Cela nous conduit à interroger la question de l’hérédité au sein des élites. Les compétitions politiques constituent un terrain privilégié pour interroger l’idée de la diversité des élites et leur implication dans le pouvoir. Les élections locales (de 2107) par exemple seraient un terrain propice pour tester certaines hypothèses. À partir de cette approche, nous nous interrogeons sur les liens complexes qu’entretiennent les lites entre elles (dans les domaines du social, politique, économique et culturel), et partant avec le pouvoir (dans des représentations politiques).

Ainsi, le pouvoir qui s’appuie […] à la fois sur un appareil administratif formel et sur des exceptions informelles, fréquentes et quasi légitimes[3] » sera aussi étudié dans ses interactions avec ce que les élites patronales.

Les élites et leurs rapports aux territoires nous renseignent davantage sur l’attachement des élites à leurs structures sociales et culturelles.

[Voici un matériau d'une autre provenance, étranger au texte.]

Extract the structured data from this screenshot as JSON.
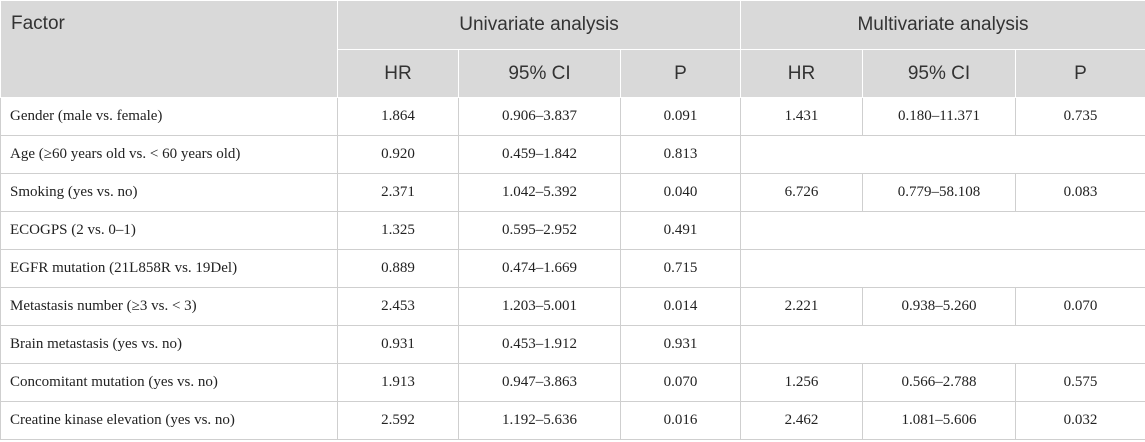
{
  "table": {
    "header": {
      "factor": "Factor",
      "univariate": "Univariate analysis",
      "multivariate": "Multivariate analysis",
      "sub": [
        "HR",
        "95% CI",
        "P",
        "HR",
        "95% CI",
        "P"
      ]
    },
    "rows": [
      {
        "factor": "Gender (male vs. female)",
        "u_hr": "1.864",
        "u_ci": "0.906–3.837",
        "u_p": "0.091",
        "m_hr": "1.431",
        "m_ci": "0.180–11.371",
        "m_p": "0.735"
      },
      {
        "factor": "Age (≥60 years old vs. < 60 years old)",
        "u_hr": "0.920",
        "u_ci": "0.459–1.842",
        "u_p": "0.813",
        "m_hr": "",
        "m_ci": "",
        "m_p": ""
      },
      {
        "factor": "Smoking (yes vs. no)",
        "u_hr": "2.371",
        "u_ci": "1.042–5.392",
        "u_p": "0.040",
        "m_hr": "6.726",
        "m_ci": "0.779–58.108",
        "m_p": "0.083"
      },
      {
        "factor": "ECOGPS (2 vs. 0–1)",
        "u_hr": "1.325",
        "u_ci": "0.595–2.952",
        "u_p": "0.491",
        "m_hr": "",
        "m_ci": "",
        "m_p": ""
      },
      {
        "factor": "EGFR mutation (21L858R vs. 19Del)",
        "u_hr": "0.889",
        "u_ci": "0.474–1.669",
        "u_p": "0.715",
        "m_hr": "",
        "m_ci": "",
        "m_p": ""
      },
      {
        "factor": "Metastasis number (≥3 vs. < 3)",
        "u_hr": "2.453",
        "u_ci": "1.203–5.001",
        "u_p": "0.014",
        "m_hr": "2.221",
        "m_ci": "0.938–5.260",
        "m_p": "0.070"
      },
      {
        "factor": "Brain metastasis (yes vs. no)",
        "u_hr": "0.931",
        "u_ci": "0.453–1.912",
        "u_p": "0.931",
        "m_hr": "",
        "m_ci": "",
        "m_p": ""
      },
      {
        "factor": "Concomitant mutation (yes vs. no)",
        "u_hr": "1.913",
        "u_ci": "0.947–3.863",
        "u_p": "0.070",
        "m_hr": "1.256",
        "m_ci": "0.566–2.788",
        "m_p": "0.575"
      },
      {
        "factor": "Creatine kinase elevation (yes vs. no)",
        "u_hr": "2.592",
        "u_ci": "1.192–5.636",
        "u_p": "0.016",
        "m_hr": "2.462",
        "m_ci": "1.081–5.606",
        "m_p": "0.032"
      }
    ]
  }
}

[1] Erving Goffman, Comment se conduire dans les lieux publics. Notes sur l’organisation sociale des rassemblements, traduit par D. Cefaï, Economica, 2013, p. 10.

[2] Olivier Feneyrol, « Pouvoir local, pouvoir sur le local en Tunisie. Les agents du parti entre État et territoires », in Abdelhamid Hénia (dir.) être notable au Maghreb Dynamique des configurations notabiliaires, IRMC, 2006.

[3] BECQUART-LECLERCQ Jeanne, « Légitimité et pouvoir local », Revue française de science politique, 1977, 27e année, n°2.